Porém, no caso das cirurgias estéticas, que se destinam a corrigir um determinado defeito físico ou a melhorar a aparência ou a imagem de uma pessoa, a dimensão do resultado assume um maior relevo do que nas cirurgias curativas ou assistenciais, típicas obrigações de meios. Trata-se de uma obrigação de quase resultado já que é a procura deste que conduz à sua realização. Além dessa especificidade de comportarem obrigações de quase resultado, as cirurgias estéticas exigem um dever de esclarecimento mais intenso e mais rigoroso aos médicos, pelo facto de serem intervenções que não são necessárias do ponto de vista da saúde.
O consentimento do paciente constitui um dos requisitos da licitude da atividade médica, tendo de ser prestado de forma livre e esclarecida para ser eficaz e legitimar a intervenção médica. Sem esse consentimento, o médico terá de responder perante o paciente, mesmo quando a sua intervenção seja medicamente indicada e dela não resultem quaisquer danos para a saúde deste.
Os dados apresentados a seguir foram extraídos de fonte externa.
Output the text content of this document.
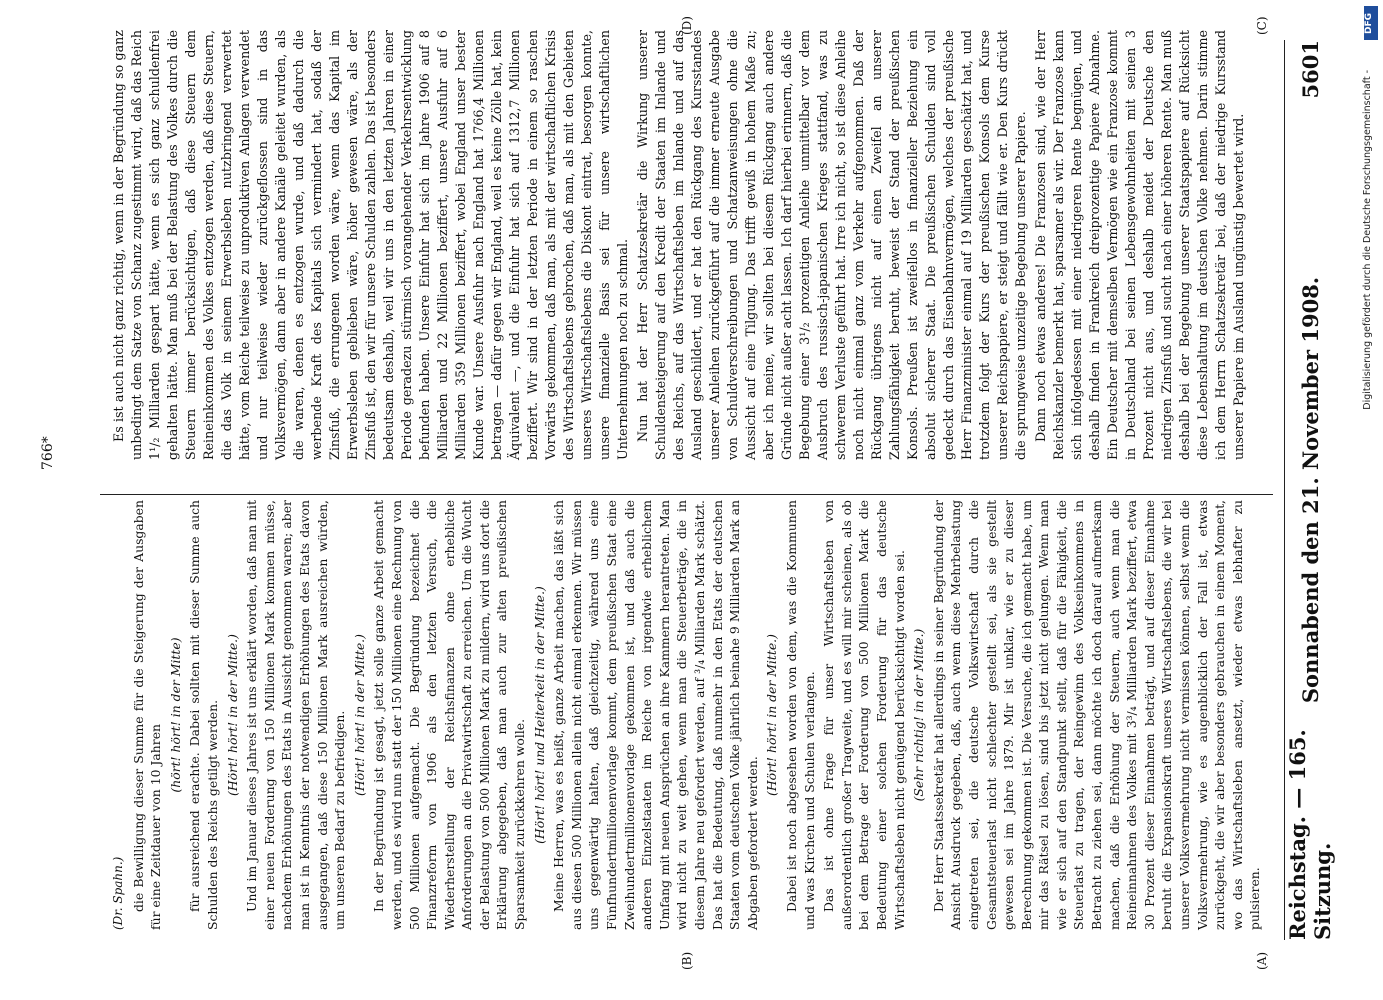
Reichstag. — 165. Sitzung.
Sonnabend den 21. November 1908.
5601
(A)
(B)
(C)
(D)

(Dr. Spahn.) die Bewilligung dieser Summe für die Steigerung der Ausgaben für eine Zeitdauer von 10 Jahren

(hört! hört! in der Mitte) für ausreichend erachte. Dabei sollten mit dieser Summe auch Schulden des Reichs getilgt werden. (Hört! hört! in der Mitte.) Und im Januar dieses Jahres ist uns erklärt worden, daß man mit einer neuen Forderung von 150 Millionen Mark kommen müsse, nachdem Erhöhungen des Etats in Aussicht genommen waren; aber man ist in Kenntnis der notwendigen Erhöhungen des Etats davon ausgegangen, daß diese 150 Millionen Mark ausreichen würden, um unseren Bedarf zu befriedigen. (Hört! hört! in der Mitte.) In der Begründung ist gesagt, jetzt solle ganze Arbeit gemacht werden, und es wird nun statt der 150 Millionen eine Rechnung von 500 Millionen aufgemacht. Die Begründung bezeichnet die Finanzreform von 1906 als den letzten Versuch, die Wiederherstellung der Reichsfinanzen ohne erhebliche Anforderungen an die Privatwirtschaft zu erreichen. Um die Wucht der Belastung von 500 Millionen Mark zu mildern, wird uns dort die Erklärung abgegeben, daß man auch zur alten preußischen Sparsamkeit zurückkehren wolle. (Hört! hört! und Heiterkeit in der Mitte.) Meine Herren, was es heißt, ganze Arbeit machen, das läßt sich aus diesen 500 Millionen allein nicht einmal erkennen. Wir müssen uns gegenwärtig halten, daß gleichzeitig, während uns eine Fünfhundertmillionenvorlage kommt, dem preußischen Staat eine Zweihundertmillionenvorlage gekommen ist, und daß auch die anderen Einzelstaaten im Reiche von irgendwie erheblichem Umfang mit neuen Ansprüchen an ihre Kammern herantreten. Man wird nicht zu weit gehen, wenn man die Steuerbeträge, die in diesem Jahre neu gefordert werden, auf ³/₄ Milliarden Mark schätzt. Das hat die Bedeutung, daß nunmehr in den Etats der deutschen Staaten vom deutschen Volke jährlich beinahe 9 Milliarden Mark an Abgaben gefordert werden.

(Hört! hört! in der Mitte.) Dabei ist noch abgesehen worden von dem, was die Kommunen und was Kirchen und Schulen verlangen. Das ist ohne Frage für unser Wirtschaftsleben von außerordentlich großer Tragweite, und es will mir scheinen, als ob bei dem Betrage der Forderung von 500 Millionen Mark die Bedeutung einer solchen Forderung für das deutsche Wirtschaftsleben nicht genügend berücksichtigt worden sei. (Sehr richtig! in der Mitte.) Der Herr Staatssekretär hat allerdings in seiner Begründung der Ansicht Ausdruck gegeben, daß, auch wenn diese Mehrbelastung eingetreten sei, die deutsche Volkswirtschaft durch die Gesamtsteuerlast nicht schlechter gestellt sei, als sie gestellt gewesen sei im Jahre 1879. Mir ist unklar, wie er zu dieser Berechnung gekommen ist. Die Versuche, die ich gemacht habe, um mir das Rätsel zu lösen, sind bis jetzt nicht gelungen. Wenn man wie er sich auf den Standpunkt stellt, daß für die Fähigkeit, die Steuerlast zu tragen, der Reingewinn des Volkseinkommens in Betracht zu ziehen sei, dann möchte ich doch darauf aufmerksam machen, daß die Erhöhung der Steuern, auch wenn man die Reineinnahmen des Volkes mit 3³/₄ Milliarden Mark beziffert, etwa 30 Prozent dieser Einnahmen beträgt, und auf dieser Einnahme beruht die Expansionskraft unseres Wirtschaftslebens, die wir bei unserer Volksvermehrung nicht vermissen können, selbst wenn die Volksvermehrung, wie es augenblicklich der Fall ist, etwas zurückgeht, die wir aber besonders gebrauchen in einem Moment, wo das Wirtschaftsleben ansetzt, wieder etwas lebhafter zu pulsieren.

Es ist auch nicht ganz richtig, wenn in der Begründung so ganz unbedingt dem Satze von Schanz zugestimmt wird, daß das Reich 1¹/₂ Milliarden gespart hätte, wenn es sich ganz schuldenfrei gehalten hätte. Man muß bei der Belastung des Volkes durch die Steuern immer berücksichtigen, daß diese Steuern dem Reineinkommen des Volkes entzogen werden, daß diese Steuern, die das Volk in seinem Erwerbsleben nutzbringend verwertet hätte, vom Reiche teilweise zu unproduktiven Anlagen verwendet und nur teilweise wieder zurückgeflossen sind in das Volksvermögen, dann aber in andere Kanäle geleitet wurden, als die waren, denen es entzogen wurde, und daß dadurch die werbende Kraft des Kapitals sich vermindert hat, sodaß der Zinsfuß, die errungenen worden wäre, wenn das Kapital im Erwerbsleben geblieben wäre, höher gewesen wäre, als der Zinsfuß ist, den wir für unsere Schulden zahlen. Das ist besonders bedeutsam deshalb, weil wir uns in den letzten Jahren in einer Periode geradezu stürmisch vorangehender Verkehrsentwicklung befunden haben. Unsere Einfuhr hat sich im Jahre 1906 auf 8 Milliarden und 22 Millionen beziffert, unsere Ausfuhr auf 6 Milliarden 359 Millionen beziffert, wobei England unser bester Kunde war. Unsere Ausfuhr nach England hat 1766,4 Millionen betragen — dafür gegen wir England, weil es keine Zölle hat, kein Äquivalent —, und die Einfuhr hat sich auf 1312,7 Millionen beziffert. Wir sind in der letzten Periode in einem so raschen Vorwärts gekommen, daß man, als mit der wirtschaftlichen Krisis des Wirtschaftslebens gebrochen, daß man, als mit den Gebieten unseres Wirtschaftslebens die Diskont eintrat, besorgen konnte, unsere finanzielle Basis sei für unsere wirtschaftlichen Unternehmungen noch zu schmal. Nun hat der Herr Schatzsekretär die Wirkung unserer Schuldensteigerung auf den Kredit der Staaten im Inlande und des Reichs, auf das Wirtschaftsleben im Inlande und auf das Ausland geschildert, und er hat den Rückgang des Kursstandes unserer Anleihen zurückgeführt auf die immer erneute Ausgabe von Schuldverschreibungen und Schatzanweisungen ohne die Aussicht auf eine Tilgung. Das trifft gewiß in hohem Maße zu; aber ich meine, wir sollten bei diesem Rückgang auch andere Gründe nicht außer acht lassen. Ich darf hierbei erinnern, daß die Begebung einer 3¹/₂ prozentigen Anleihe unmittelbar vor dem Ausbruch des russisch-japanischen Krieges stattfand, was zu schwerem Verluste geführt hat. Irre ich nicht, so ist diese Anleihe noch nicht einmal ganz vom Verkehr aufgenommen. Daß der Rückgang übrigens nicht auf einen Zweifel an unserer Zahlungsfähigkeit beruht, beweist der Stand der preußischen Konsols. Preußen ist zweifellos in finanzieller Beziehung ein absolut sicherer Staat. Die preußischen Schulden sind voll gedeckt durch das Eisenbahnvermögen, welches der preußische Herr Finanzminister einmal auf 19 Milliarden geschätzt hat, und trotzdem folgt der Kurs der preußischen Konsols dem Kurse unserer Reichspapiere, er steigt und fällt wie er. Den Kurs drückt die sprungweise unzeitige Begebung unserer Papiere. Dann noch etwas anderes! Die Franzosen sind, wie der Herr Reichskanzler bemerkt hat, sparsamer als wir. Der Franzose kann sich infolgedessen mit einer niedrigeren Rente begnügen, und deshalb finden in Frankreich dreiprozentige Papiere Abnahme. Ein Deutscher mit demselben Vermögen wie ein Franzose kommt in Deutschland bei seinen Lebensgewohnheiten mit seinen 3 Prozent nicht aus, und deshalb meidet der Deutsche den niedrigen Zinsfuß und sucht nach einer höheren Rente. Man muß deshalb bei der Begebung unserer Staatspapiere auf Rücksicht diese Lebenshaltung im deutschen Volke nehmen. Darin stimme ich dem Herrn Schatzsekretär bei, daß der niedrige Kursstand unserer Papiere im Ausland ungünstig bewertet wird.

766*
DFG
Digitalisierung gefördert durch die Deutsche Forschungsgemeinschaft -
Nesse sentido, a declaração escrita na qual a paciente autorize a realização de uma lipoaspiração e a subida das cicatrizes, bem como os médicos a fazerem tudo o que seja necessário, incluindo operações ou procedimentos diferentes desses, no caso de ocorrerem complicações no decurso dos mesmos, não comporta qualquer autorização para a realização de uma vulvoplastia, enquanto procedimento complementar à cirurgia estética acordada.
No caso das operações estéticas reconstrutivas, porque se repercutem na imagem da pessoa e na relação consigo mesma e com os outros, porque relacionadas com o corpo e com a identidade da pessoa, o consentimento do paciente nunca pode ser presumido.
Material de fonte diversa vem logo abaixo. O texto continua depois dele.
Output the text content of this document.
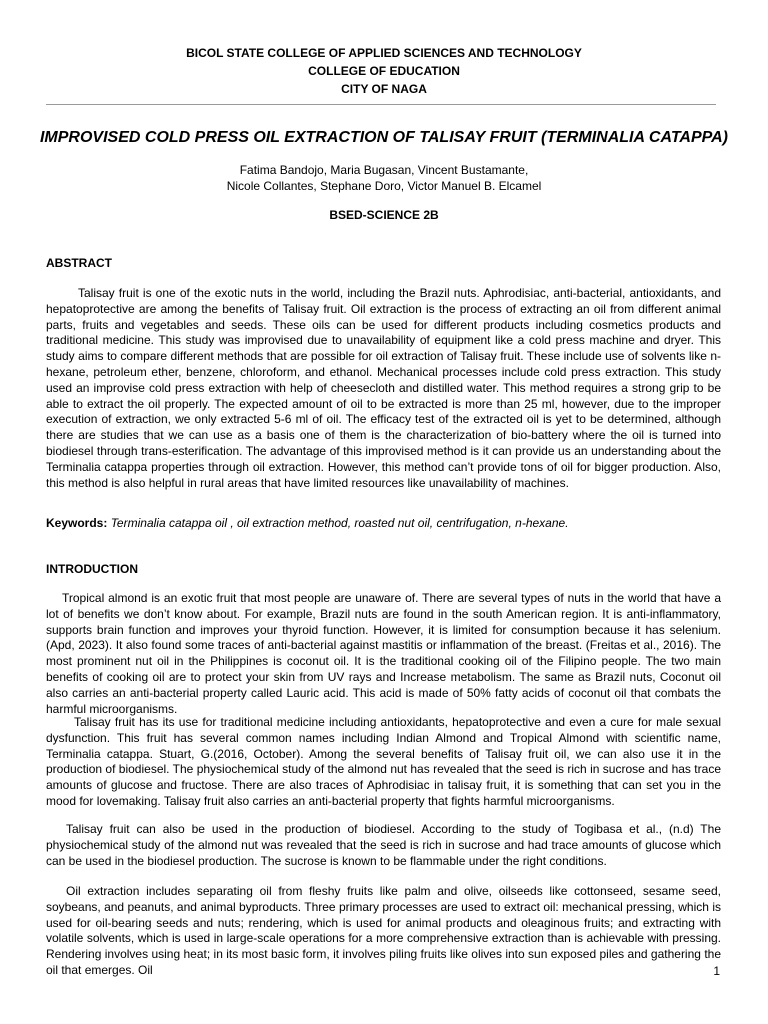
BICOL STATE COLLEGE OF APPLIED SCIENCES AND TECHNOLOGY
COLLEGE OF EDUCATION
CITY OF NAGA
IMPROVISED COLD PRESS OIL EXTRACTION OF TALISAY FRUIT (TERMINALIA CATAPPA)
Fatima Bandojo, Maria Bugasan, Vincent Bustamante,
Nicole Collantes, Stephane Doro, Victor Manuel B. Elcamel
BSED-SCIENCE 2B
ABSTRACT

Talisay fruit is one of the exotic nuts in the world, including the Brazil nuts. Aphrodisiac, anti-bacterial, antioxidants, and hepatoprotective are among the benefits of Talisay fruit. Oil extraction is the process of extracting an oil from different animal parts, fruits and vegetables and seeds. These oils can be used for different products including cosmetics products and traditional medicine. This study was improvised due to unavailability of equipment like a cold press machine and dryer. This study aims to compare different methods that are possible for oil extraction of Talisay fruit. These include use of solvents like n-hexane, petroleum ether, benzene, chloroform, and ethanol. Mechanical processes include cold press extraction. This study used an improvise cold press extraction with help of cheesecloth and distilled water. This method requires a strong grip to be able to extract the oil properly. The expected amount of oil to be extracted is more than 25 ml, however, due to the improper execution of extraction, we only extracted 5-6 ml of oil. The efficacy test of the extracted oil is yet to be determined, although there are studies that we can use as a basis one of them is the characterization of bio-battery where the oil is turned into biodiesel through trans-esterification. The advantage of this improvised method is it can provide us an understanding about the Terminalia catappa properties through oil extraction. However, this method can’t provide tons of oil for bigger production. Also, this method is also helpful in rural areas that have limited resources like unavailability of machines.

Keywords: Terminalia catappa oil , oil extraction method, roasted nut oil, centrifugation, n-hexane.
INTRODUCTION

Tropical almond is an exotic fruit that most people are unaware of. There are several types of nuts in the world that have a lot of benefits we don’t know about. For example, Brazil nuts are found in the south American region. It is anti-inflammatory, supports brain function and improves your thyroid function. However, it is limited for consumption because it has selenium. (Apd, 2023). It also found some traces of anti-bacterial against mastitis or inflammation of the breast. (Freitas et al., 2016). The most prominent nut oil in the Philippines is coconut oil. It is the traditional cooking oil of the Filipino people. The two main benefits of cooking oil are to protect your skin from UV rays and Increase metabolism. The same as Brazil nuts, Coconut oil also carries an anti-bacterial property called Lauric acid. This acid is made of 50% fatty acids of coconut oil that combats the harmful microorganisms.

Talisay fruit has its use for traditional medicine including antioxidants, hepatoprotective and even a cure for male sexual dysfunction. This fruit has several common names including Indian Almond and Tropical Almond with scientific name, Terminalia catappa. Stuart, G.(2016, October). Among the several benefits of Talisay fruit oil, we can also use it in the production of biodiesel. The physiochemical study of the almond nut has revealed that the seed is rich in sucrose and has trace amounts of glucose and fructose. There are also traces of Aphrodisiac in talisay fruit, it is something that can set you in the mood for lovemaking. Talisay fruit also carries an anti-bacterial property that fights harmful microorganisms.

Talisay fruit can also be used in the production of biodiesel. According to the study of Togibasa et al., (n.d) The physiochemical study of the almond nut was revealed that the seed is rich in sucrose and had trace amounts of glucose which can be used in the biodiesel production. The sucrose is known to be flammable under the right conditions.

Oil extraction includes separating oil from fleshy fruits like palm and olive, oilseeds like cottonseed, sesame seed, soybeans, and peanuts, and animal byproducts. Three primary processes are used to extract oil: mechanical pressing, which is used for oil-bearing seeds and nuts; rendering, which is used for animal products and oleaginous fruits; and extracting with volatile solvents, which is used in large-scale operations for a more comprehensive extraction than is achievable with pressing. Rendering involves using heat; in its most basic form, it involves piling fruits like olives into sun exposed piles and gathering the oil that emerges. Oil	1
O consentimento presumido só é admissível quando a intervenção médica seja absolutamente inadiável, destinando-se apenas a fazer face a situações em que no decurso de uma operação se verifica um perigo imprevisto para a vida ou para a saúde, que seja preciso resolver de imediato enquanto o paciente se encontra ainda em período de inconsciência e incapaz de prestar consentimento.
Pelo que tendo a vulvoplastia sido realizada por livre vontade do médico e não no decurso de qualquer complicação decorrente da intervenção cirúrgica acordada com a paciente, nem para solucionar qualquer problema urgente de saúde, na medida em que se trata de uma operação com fins meramente estéticos, nunca poderia tê-lo sido sem o consentimento expresso e informado da paciente.
Deve também ser excluída a possibilidade de consentimento hipotético da paciente, no sentido de que se tivesse sabido da oportunidade de fazer a vulvoplastia com o tecido adiposo que resultou da lipoaspiração não a teria recusado. Isto porque se trata de uma intervenção cirúrgica suscetível de causar riscos graves, como dores intensas e incapacidade para manter relações sexuais, andar e trabalhar, o que obriga a concluir que se ela soubesse dos riscos da mesma, sempre teria recusado o consentimento.
Não tendo a paciente prestado qualquer consentimento, escrito ou verbal, expresso ou tácito, presumido ou hipotético, para a prática do ato cirúrgico a que foi sujeita, recai sobre o médico toda a responsabilidade pelos danos daí resultantes.
Referências
Acórdão do Supremo Tribunal de Justiça, proferido no processo n.º 1263/06.3TVPRT.P1.S1, de 2 de junho de 2015
Código Civil, artigos 70.º, 219.º, 236.º, 340.º, 342.º, 496.º, 562.º e seguintes, 798.º, 799.º e 1154.º.